I have discussed this with my pediatrician and she assures me that this is normal for a two year-old. She explained that we shouldn't be too anxious about it and that he will eat better as he gets older. I am sure this is very sound advice, but it doesn't stop me from trying all manner of begging, bribing, cajoling, and threatening to try to get a bite of something healthy across those lips.
Last night, I served broccoli with cheese sauce, sure that the cheese would add the necessary enticement to the broccoli. Nothing doing. So we broke out the big guns and started talking about dessert. There were cookies offered. And then ice cream. Still no bite. The rule in our house has become two bites of everything if you want an "after dinner treat". I find myself frequently saying "at least have a 'no thank-you' bite" and "how do you know you don't like it if you don't try it". I have even trotted out "we are not going to throw all this food away, there are people in this world who don't have any food at all" without the smallest hint of irony. Still nothing. Finally, I insisted that he eat one bite before getting down from the table and everything blew up. There was kicking and screaming and sobbing. There were sad pathetic looks from my husband and, finally, I gave in and let him escape the torture that has become our dinner table.

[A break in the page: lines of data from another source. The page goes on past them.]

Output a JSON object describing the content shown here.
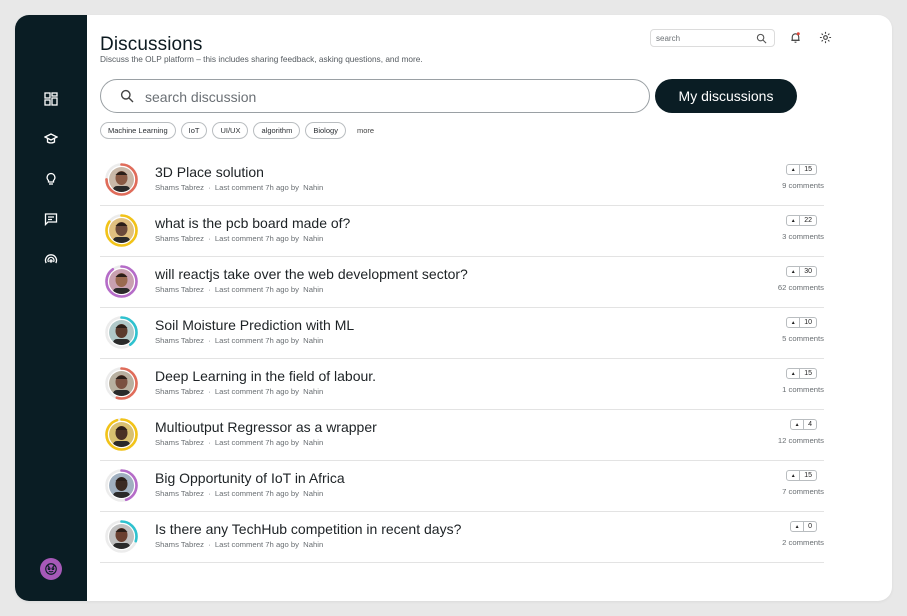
{
  "header": {
    "title": "Discussions",
    "subtitle": "Discuss the OLP platform  – this includes sharing feedback, asking questions, and more.",
    "top_search_placeholder": "search"
  },
  "search": {
    "placeholder": "search discussion",
    "my_discussions_label": "My discussions"
  },
  "tags": [
    "Machine Learning",
    "IoT",
    "UI/UX",
    "algorithm",
    "Biology"
  ],
  "tags_more_label": "more",
  "colors": {
    "sidebar": "#0a1d24",
    "accent_dark": "#0a1d24",
    "ring_colors": [
      "#e06c5a",
      "#f2c318",
      "#b56cc8",
      "#2fc2cf"
    ]
  },
  "discussions": [
    {
      "title": "3D Place solution",
      "author": "Shams Tabrez",
      "last_comment": "Last comment 7h ago by",
      "by": "Nahin",
      "votes": "15",
      "comments": "9 comments",
      "ring": "#e06c5a",
      "ring_pct": 0.75
    },
    {
      "title": "what is the pcb board made of?",
      "author": "Shams Tabrez",
      "last_comment": "Last comment 7h ago by",
      "by": "Nahin",
      "votes": "22",
      "comments": "3 comments",
      "ring": "#f2c318",
      "ring_pct": 0.85
    },
    {
      "title": "will reactjs take over the web development sector?",
      "author": "Shams Tabrez",
      "last_comment": "Last comment 7h ago by",
      "by": "Nahin",
      "votes": "30",
      "comments": "62 comments",
      "ring": "#b56cc8",
      "ring_pct": 0.9
    },
    {
      "title": "Soil Moisture Prediction with ML",
      "author": "Shams Tabrez",
      "last_comment": "Last comment 7h ago by",
      "by": "Nahin",
      "votes": "10",
      "comments": "5 comments",
      "ring": "#2fc2cf",
      "ring_pct": 0.4
    },
    {
      "title": "Deep Learning in the field of labour.",
      "author": "Shams Tabrez",
      "last_comment": "Last comment 7h ago by",
      "by": "Nahin",
      "votes": "15",
      "comments": "1 comments",
      "ring": "#e06c5a",
      "ring_pct": 0.55
    },
    {
      "title": "Multioutput Regressor as a wrapper",
      "author": "Shams Tabrez",
      "last_comment": "Last comment 7h ago by",
      "by": "Nahin",
      "votes": "4",
      "comments": "12 comments",
      "ring": "#f2c318",
      "ring_pct": 0.95
    },
    {
      "title": "Big Opportunity of IoT in Africa",
      "author": "Shams Tabrez",
      "last_comment": "Last comment 7h ago by",
      "by": "Nahin",
      "votes": "15",
      "comments": "7 comments",
      "ring": "#b56cc8",
      "ring_pct": 0.45
    },
    {
      "title": "Is there any TechHub competition in recent days?",
      "author": "Shams Tabrez",
      "last_comment": "Last comment 7h ago by",
      "by": "Nahin",
      "votes": "0",
      "comments": "2 comments",
      "ring": "#2fc2cf",
      "ring_pct": 0.3
    }
  ],
  "sidebar": {
    "icons": [
      "dashboard-icon",
      "graduation-cap-icon",
      "lightbulb-icon",
      "chat-icon",
      "broadcast-icon"
    ],
    "avatar_icon": "user-avatar-icon"
  }
}
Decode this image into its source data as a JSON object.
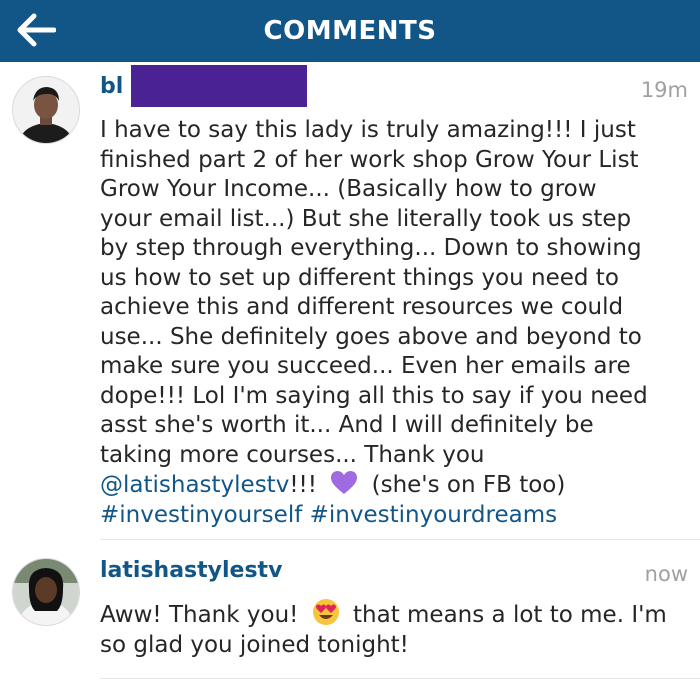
{
  "header": {
    "title": "COMMENTS",
    "back_icon": "back-arrow-icon",
    "background": "#125688"
  },
  "comments": [
    {
      "username_visible": "bl",
      "time": "19m",
      "text_lines": [
        "I have to say this lady is truly amazing!!! I just",
        "finished part 2 of her work shop Grow Your List",
        "Grow Your Income... (Basically how to grow",
        "your email list...) But she literally took us step",
        "by step through everything... Down to showing",
        "us how to set up different things you need to",
        "achieve this and different resources we could",
        "use... She definitely goes above and beyond to",
        "make sure you succeed... Even her emails are",
        "dope!!! Lol I'm saying all this to say if you need",
        "asst she's worth it... And I will definitely be",
        "taking more courses... Thank you"
      ],
      "mention": "@latishastylestv",
      "mention_suffix": "!!!",
      "emoji": "purple-heart-icon",
      "after_emoji": "(she's on FB too)",
      "hashtags": [
        "#investinyourself",
        "#investinyourdreams"
      ]
    },
    {
      "username": "latishastylestv",
      "time": "now",
      "text_part1": "Aww! Thank you!",
      "emoji": "heart-eyes-emoji-icon",
      "text_part2": "that means a lot to me. I'm",
      "text_line2": "so glad you joined tonight!"
    }
  ],
  "colors": {
    "link": "#125688",
    "redaction": "#4b2293"
  }
}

My husband got up to clear the table and all the while we were having a debate about how to encourage eating without incurring trauma. Meanwhile, Ben had run over to the pantry and was begging "Goldfish! Goldfish!" Already at my wits end I responded VERY firmly "Oh no! If you want goldfish then you are going to eat two bites of broccoli!" He ran right over to me, climbed in my lap and proceeded to eat both forkfuls offered. No further persuasion necessary. Obviously, he knows who is in control. And it's not me.